Print version ISSN 1676-2649

Abstract

LIZCANO, Angélica et al. EEG and magnetic resonance imaging abnormalities in patients with acute limbic encephalitis. J. epilepsy clin. neurophysiol. [online]. 2011, vol.17, n.4, pp. 133-139. ISSN 1676-2649.  http://dx.doi.org/10.1590/S1676-26492011000400004.

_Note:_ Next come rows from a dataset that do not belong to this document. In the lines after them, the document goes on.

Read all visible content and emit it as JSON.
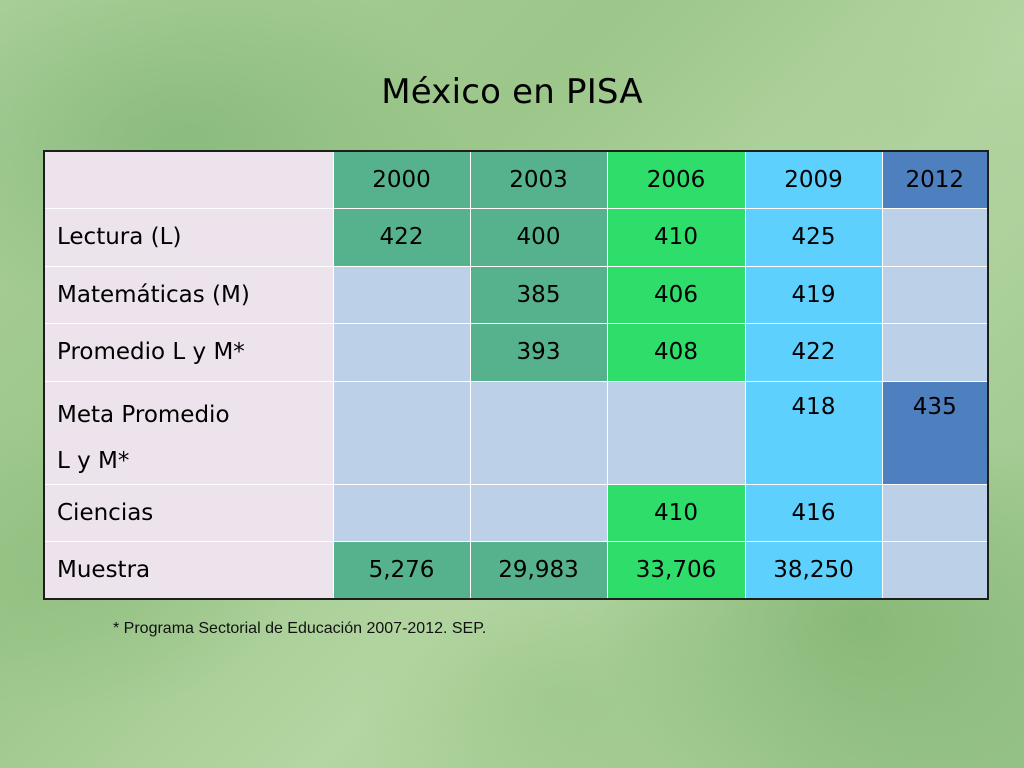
{
  "title": "México en PISA",
  "table": {
    "years": [
      "2000",
      "2003",
      "2006",
      "2009",
      "2012"
    ],
    "rows": [
      {
        "label": "Lectura (L)",
        "values": [
          "422",
          "400",
          "410",
          "425",
          ""
        ]
      },
      {
        "label": "Matemáticas (M)",
        "values": [
          "",
          "385",
          "406",
          "419",
          ""
        ]
      },
      {
        "label": "Promedio L y M*",
        "values": [
          "",
          "393",
          "408",
          "422",
          ""
        ]
      },
      {
        "label_line1": "Meta Promedio",
        "label_line2": "L y M*",
        "values": [
          "",
          "",
          "",
          "418",
          "435"
        ]
      },
      {
        "label": "Ciencias",
        "values": [
          "",
          "",
          "410",
          "416",
          ""
        ]
      },
      {
        "label": "Muestra",
        "values": [
          "5,276",
          "29,983",
          "33,706",
          "38,250",
          ""
        ]
      }
    ]
  },
  "colors": {
    "year_2000": "#56b28c",
    "year_2003": "#56b28c",
    "year_2006": "#2fdd6a",
    "year_2009": "#5dd0fd",
    "year_2012": "#4e7fbf",
    "empty_cell": "#bcd0e8",
    "label_cell": "#ece3ec"
  },
  "footnote": "* Programa Sectorial de Educación 2007-2012. SEP."
}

OBJECTIVE: To describe the characteristics of electroencephalography (EEG) and MRI in patients with acute limbic encephalitis (LE). PATIENTS AND METHODS: We retrospectively reviewed medical records of 57 patients with diagnosis of LE from May 1994 to April 2010 and selected those with available EEG and MRI records. We analyzed EEG characteristics (type of abnormality, location and periodicity), reviewed MRIs and compared both. RESULTS: We included 22 patients, age ranging from 3 months to 71 years. EEG was abnormal in 21 patients (95.5%): Periodic lateralized epileptiform discharges (PLEDs) in 9 patients (40.9%), epileptiform discharges and/or temporal slow waves in 7 (31.8%) and 5 (22.7 %) with only background slowing. MRI showed abnormalities in temporal lobes of 19 patients (86.4%). The presence of PLEDs was strongly associated with hyperintense MRI-FLAIR signal involving hippocampus and temporal lobe cortex. Bilateral periodic lateralized epileptiform discharges (Bi-PLEDs) seen in two patients were related to extensive symmetrical bitemporal hyperintense MRI-FLAIR signal. Three patients with PLEDs had only mild ipsilateral FLAIR-hyperintense abnormalities, while contralateral temporal areas were moderate to severely affected on MRI. In four patients with smaller asymmetric bilateral lesions we observed PLEDs in the most affected side. Diffuse slow waves were observed in three patients with discrete hyperintense signal on MRI. CONCLUSION: PLEDs are a typical EEG finding in LE, but not present in all cases. However EEG may predict the extension of MRI abnormalities: slow, mild and nonspecific EEG abnormalities may be related to discrete MRI lesions, while PLEDs to extensive lesions. Moreover, in bilateral, asymmetrical and widespread lesions PLEDS may be contralateral to the most affected ("burned-out") area on MRI.

Keywords : limbic encephalitis; PLEDs; magnetic resonance imaging.